Bugünün koşulları içinde öne çıktığını, istisnalardan ziyade geniş kitleler için kurtarıcı olabileceğini, tüm dünyada sıkça ihlâl edildiğini ya da en fazla görmezden gelindiğini; maalesef Birleşmiş Milletler’in de bu ihlallere politik kirlenmişlik içinde çoğu kez seyirci kaldığını düşündüğüm 13 maddeyi şöyle listeliyorum:
Madde 1: Bütün insanlar özgür, onur ve haklar bakımından eşit doğarlar. Akıl ve vicdana sahiptirler, birbirlerine karşı kardeşlik anlayışıyla davranmalıdırlar.

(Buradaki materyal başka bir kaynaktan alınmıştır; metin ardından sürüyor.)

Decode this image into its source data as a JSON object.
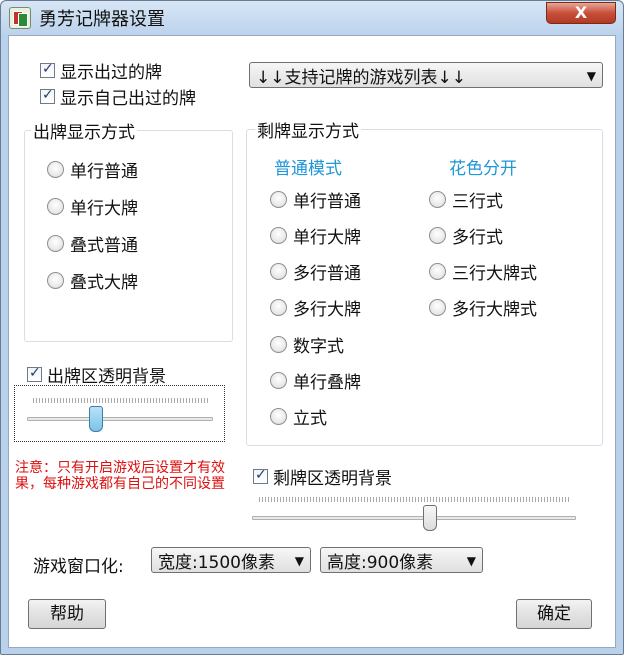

Madde 3: Yaşamak, özgürlük ve kişi güvenliği, herkesin hakkıdır.
Madde 4: Hiç kimse kölelik veya kulluk altında bulundurulamaz, kölelik ve köle ticareti her türlü biçimde yasaktır.
Madde 5: Hiç kimseye işkence yapılamaz, zalimce, insanlık dışı veya onur kırıcı davranışlarda bulunulamaz ve ceza verilemez.
Madde 7: Herkes yasa önünde eşittir ve ayrım gözetilmeksizin yasanın korunmasından eşit olarak yararlanma hakkına sahiptir. (…)
Madde 11: (1) Kendisine bir suç yüklenen herkes, savunması için gerekli olan tüm güvencelerin tanındığı açık bir yargılama sonunda, yasaya göre suçlu olduğu saptanmadıkça suçsuz sayılır. (…)
(Buna Masumiyet Karînesi diyoruz).
Madde 12: Kimsenin özel yaşamına, ailesine konutuna ya da haberleşmesine keyfi olarak karışılamaz, şerefine ve adına saldırılamaz. Herkesin bu gibi müdahale ve saldırılara karşı yasa tarafından korunmaya hakkı vardır.
Madde 14: Herkesin zulüm altında başka ülkelere sığınma ve sığınma olanaklarından yararlanma hakkı vardır. (…)
(2) Gerçekten siyasal nitelik taşımayan suçlardan veya Birleşmiş Milletlerin amaç ve ülkelerine aykırı eylemlerden doğan kovuşturma durumunda bu haktan yararlanılamaz.
(Bu ikinci bend, aklımıza hemen terör suçlarını getiriyor).
Madde 18: Herkesin düşünce, vicdan ve din özgürlüğüne hakkı vardır. Bu hak, din veya topluca, açık olarak ya da özel biçimde öğrenim, uygulama, ibadet ve dinsel törenlerle açığa vurma özgürlüğünü içerir.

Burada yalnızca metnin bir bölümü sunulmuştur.